Prior to the June festival shows, CapitalBop hosted a number of smaller-scale D.C. Jazz Lofts on a monthly basis, and we’re getting back to it. This Sunday, three of D.C.’s most original and captivating jazz combos will share their singular sounds at July’s D.C. Jazz Loft. Then the floor at Red Door will open up into a free-jazz jam.
For the first four lofts, we closed things out with the U Street All-Stars, a hard-bop and bebop ensemble. At the very end of the night, anyone who wanted to bring their ax and join in on some jazz standards was welcome. In my humble opinion, the night-ending jam session was usually the most exciting part of the loft.
This month, the District’s foremost saxophone phoneticist, Brian Settles, will head up a different kind of open jam session: this time it’s free jazz. We hope that any and all musicians who are interested will come participate in the collective sound exploration — no “fake book,” no planning, just improvisation. And to all you music lovers who don’t play instruments: Come grab a front-row seat to the spontaneous combustion.
It’ll be a full night of music; below is an overview of the three groups that will perform at the loft, before the jam session heats up.
The Jolley Brothers headlined a show at Red Door during the loft series at the festival last month, and they brought down the house. Keyboardist Noble Jolley and drummer Nate swing hard, but they often blend their bebop impulses with neo-soul and hip hop. The result is a head-bobbing, ear-catching tumble through the past 50 years of American music — right up through today.

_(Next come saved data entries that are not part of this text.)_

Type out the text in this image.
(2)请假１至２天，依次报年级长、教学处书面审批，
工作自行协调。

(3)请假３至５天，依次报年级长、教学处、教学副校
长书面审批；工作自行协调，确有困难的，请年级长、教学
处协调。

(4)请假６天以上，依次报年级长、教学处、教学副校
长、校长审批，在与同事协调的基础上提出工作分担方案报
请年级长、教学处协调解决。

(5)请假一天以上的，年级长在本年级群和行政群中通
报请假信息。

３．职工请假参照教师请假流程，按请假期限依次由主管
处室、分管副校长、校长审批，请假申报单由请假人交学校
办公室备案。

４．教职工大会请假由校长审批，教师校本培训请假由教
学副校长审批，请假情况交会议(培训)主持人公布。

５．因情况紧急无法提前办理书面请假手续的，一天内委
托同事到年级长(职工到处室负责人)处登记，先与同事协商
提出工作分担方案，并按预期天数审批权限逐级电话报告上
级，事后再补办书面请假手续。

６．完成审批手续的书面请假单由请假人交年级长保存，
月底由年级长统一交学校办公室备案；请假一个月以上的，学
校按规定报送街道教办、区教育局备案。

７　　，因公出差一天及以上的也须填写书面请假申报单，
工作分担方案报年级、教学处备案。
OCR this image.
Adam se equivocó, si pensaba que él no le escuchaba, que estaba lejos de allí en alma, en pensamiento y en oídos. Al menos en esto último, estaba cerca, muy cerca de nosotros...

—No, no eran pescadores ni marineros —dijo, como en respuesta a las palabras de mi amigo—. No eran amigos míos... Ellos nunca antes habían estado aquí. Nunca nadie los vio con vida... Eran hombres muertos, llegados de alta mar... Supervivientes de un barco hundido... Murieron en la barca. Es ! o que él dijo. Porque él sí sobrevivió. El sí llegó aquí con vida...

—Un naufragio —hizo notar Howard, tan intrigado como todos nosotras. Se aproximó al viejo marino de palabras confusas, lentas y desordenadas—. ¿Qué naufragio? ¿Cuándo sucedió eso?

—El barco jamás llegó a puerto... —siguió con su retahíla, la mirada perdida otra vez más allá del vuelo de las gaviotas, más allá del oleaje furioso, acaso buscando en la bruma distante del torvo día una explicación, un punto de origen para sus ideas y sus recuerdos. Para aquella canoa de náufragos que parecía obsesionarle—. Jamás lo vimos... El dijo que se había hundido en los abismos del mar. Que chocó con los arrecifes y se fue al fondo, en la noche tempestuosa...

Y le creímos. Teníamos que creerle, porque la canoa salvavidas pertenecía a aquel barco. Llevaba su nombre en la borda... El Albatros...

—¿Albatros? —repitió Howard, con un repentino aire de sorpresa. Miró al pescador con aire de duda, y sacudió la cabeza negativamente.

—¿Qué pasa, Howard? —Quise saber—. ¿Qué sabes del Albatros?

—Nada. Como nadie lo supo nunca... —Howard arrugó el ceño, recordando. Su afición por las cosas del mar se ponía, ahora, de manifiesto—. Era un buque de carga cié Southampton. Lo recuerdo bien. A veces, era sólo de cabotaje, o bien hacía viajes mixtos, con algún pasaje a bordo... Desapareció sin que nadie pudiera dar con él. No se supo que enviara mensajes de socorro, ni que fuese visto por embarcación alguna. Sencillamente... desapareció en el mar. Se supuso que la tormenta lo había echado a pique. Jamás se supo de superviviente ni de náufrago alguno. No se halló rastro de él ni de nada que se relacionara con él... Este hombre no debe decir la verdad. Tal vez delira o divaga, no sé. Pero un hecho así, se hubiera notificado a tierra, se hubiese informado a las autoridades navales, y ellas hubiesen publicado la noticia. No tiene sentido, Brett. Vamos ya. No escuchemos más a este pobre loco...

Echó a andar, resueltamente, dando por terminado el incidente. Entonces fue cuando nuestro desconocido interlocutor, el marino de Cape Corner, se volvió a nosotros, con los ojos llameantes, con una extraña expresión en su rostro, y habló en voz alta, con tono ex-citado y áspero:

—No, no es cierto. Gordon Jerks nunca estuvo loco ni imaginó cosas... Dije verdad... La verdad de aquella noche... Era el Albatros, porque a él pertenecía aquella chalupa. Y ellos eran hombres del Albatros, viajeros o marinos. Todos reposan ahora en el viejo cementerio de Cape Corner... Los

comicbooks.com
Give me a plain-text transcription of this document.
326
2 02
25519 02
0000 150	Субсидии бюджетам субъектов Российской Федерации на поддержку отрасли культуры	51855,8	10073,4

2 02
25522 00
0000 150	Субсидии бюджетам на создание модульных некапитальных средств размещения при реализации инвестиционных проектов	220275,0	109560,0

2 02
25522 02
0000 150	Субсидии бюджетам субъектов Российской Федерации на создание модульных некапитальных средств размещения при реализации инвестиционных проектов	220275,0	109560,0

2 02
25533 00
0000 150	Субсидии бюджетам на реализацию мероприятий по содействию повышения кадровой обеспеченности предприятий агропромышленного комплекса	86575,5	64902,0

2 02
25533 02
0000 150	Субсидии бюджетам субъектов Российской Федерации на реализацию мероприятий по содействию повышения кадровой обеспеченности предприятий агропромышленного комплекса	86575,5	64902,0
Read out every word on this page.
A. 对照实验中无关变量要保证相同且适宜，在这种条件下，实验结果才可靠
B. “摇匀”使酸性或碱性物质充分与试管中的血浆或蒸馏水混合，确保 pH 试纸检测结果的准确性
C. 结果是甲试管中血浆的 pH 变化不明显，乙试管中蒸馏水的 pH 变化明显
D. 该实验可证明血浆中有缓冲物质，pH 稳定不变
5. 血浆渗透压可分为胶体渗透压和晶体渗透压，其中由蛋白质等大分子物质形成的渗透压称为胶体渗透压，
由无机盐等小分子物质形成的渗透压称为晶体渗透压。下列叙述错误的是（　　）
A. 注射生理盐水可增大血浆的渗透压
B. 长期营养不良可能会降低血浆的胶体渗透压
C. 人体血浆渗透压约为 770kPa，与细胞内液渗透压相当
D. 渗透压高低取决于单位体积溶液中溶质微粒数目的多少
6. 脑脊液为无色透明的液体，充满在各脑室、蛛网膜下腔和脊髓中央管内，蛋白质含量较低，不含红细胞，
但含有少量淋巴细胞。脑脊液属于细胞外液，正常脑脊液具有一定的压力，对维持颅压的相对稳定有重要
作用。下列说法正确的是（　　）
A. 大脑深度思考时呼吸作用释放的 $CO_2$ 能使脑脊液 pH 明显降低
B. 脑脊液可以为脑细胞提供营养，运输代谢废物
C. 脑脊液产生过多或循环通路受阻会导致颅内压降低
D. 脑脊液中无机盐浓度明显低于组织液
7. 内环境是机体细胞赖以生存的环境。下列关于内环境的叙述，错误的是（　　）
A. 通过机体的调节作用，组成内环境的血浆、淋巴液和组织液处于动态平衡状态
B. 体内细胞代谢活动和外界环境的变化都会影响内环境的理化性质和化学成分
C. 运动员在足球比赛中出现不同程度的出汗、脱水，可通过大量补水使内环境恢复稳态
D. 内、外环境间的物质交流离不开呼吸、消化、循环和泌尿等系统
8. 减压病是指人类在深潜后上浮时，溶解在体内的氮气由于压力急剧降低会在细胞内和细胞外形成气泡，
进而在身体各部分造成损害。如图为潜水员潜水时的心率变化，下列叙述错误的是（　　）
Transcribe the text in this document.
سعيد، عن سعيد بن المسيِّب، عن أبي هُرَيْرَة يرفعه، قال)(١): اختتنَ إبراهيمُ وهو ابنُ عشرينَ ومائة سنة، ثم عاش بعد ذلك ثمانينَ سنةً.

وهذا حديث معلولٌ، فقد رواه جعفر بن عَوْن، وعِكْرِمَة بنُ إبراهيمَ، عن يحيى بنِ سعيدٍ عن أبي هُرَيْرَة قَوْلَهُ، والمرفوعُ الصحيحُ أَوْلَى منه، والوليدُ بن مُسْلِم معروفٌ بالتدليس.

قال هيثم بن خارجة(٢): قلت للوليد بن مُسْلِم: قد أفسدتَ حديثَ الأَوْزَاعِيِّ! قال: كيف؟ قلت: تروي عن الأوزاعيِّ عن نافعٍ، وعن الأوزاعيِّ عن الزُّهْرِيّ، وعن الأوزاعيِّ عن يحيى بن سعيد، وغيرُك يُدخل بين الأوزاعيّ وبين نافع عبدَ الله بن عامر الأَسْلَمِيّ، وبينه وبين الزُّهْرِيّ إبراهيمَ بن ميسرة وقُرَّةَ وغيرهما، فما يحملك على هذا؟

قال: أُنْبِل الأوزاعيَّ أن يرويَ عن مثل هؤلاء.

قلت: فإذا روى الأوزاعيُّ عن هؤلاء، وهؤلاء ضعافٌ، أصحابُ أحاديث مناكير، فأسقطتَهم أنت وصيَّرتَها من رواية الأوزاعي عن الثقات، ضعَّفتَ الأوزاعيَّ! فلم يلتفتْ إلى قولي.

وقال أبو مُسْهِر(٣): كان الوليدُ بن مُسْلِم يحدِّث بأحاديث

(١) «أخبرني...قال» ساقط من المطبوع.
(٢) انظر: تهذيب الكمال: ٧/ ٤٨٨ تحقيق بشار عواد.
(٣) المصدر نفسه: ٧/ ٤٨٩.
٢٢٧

At the loft, they’ll appear in a trio setting.
Reginald Cyntje Group
At the May D.C. Jazz Loft, a much smaller version of the U Street All-Stars closed things out. In fact, the group (typically a nine-piece ensemble) was just a trio. Not only that, it was a trombone trio — not something you hear every day. What could have been a flop turned out to be an unforgettable performance, thanks to Reginald Cyntje’s warm, commanding trombone tone and inventive lyricism. Cyntje is a native of the U.S. Virgin Islands, and he’s been transfusing the joyful musical tradition of his Caribbean homeland into D.C.’s bebop-dominated jazz scene for many years. He recently completed the recording of his debut album as a leader, and from the early indications, it seems poised to be a bold statement. He performs at the loft with a quartet.
Brian Settles-Jeremy Carlstedt Duo
The afore-praised Brian Settles, a constantly inventive saxophonist whose quavering, questioning tone is instantly recognizable, teams up here with drummer Jeremy Carlstedt for a duo performance from the vanguard. Carlstedt is one fifth of the band on Settles’ new album, Secret Handshake, which is a gem (we’ll be posting more about that in the coming days). Settles has performed at previous lofts in a trio and solo-sax setting, and this duo show will fill the gap — the other two shows he’s done at the loft have drawn wild audience response, so this one will surely be a thrill.
The D.C. Jazz Loft starts at 7 p.m. on Sunday, July 10, and runs until 11 p.m. It will be held at Red Door, at 443 I St. NW.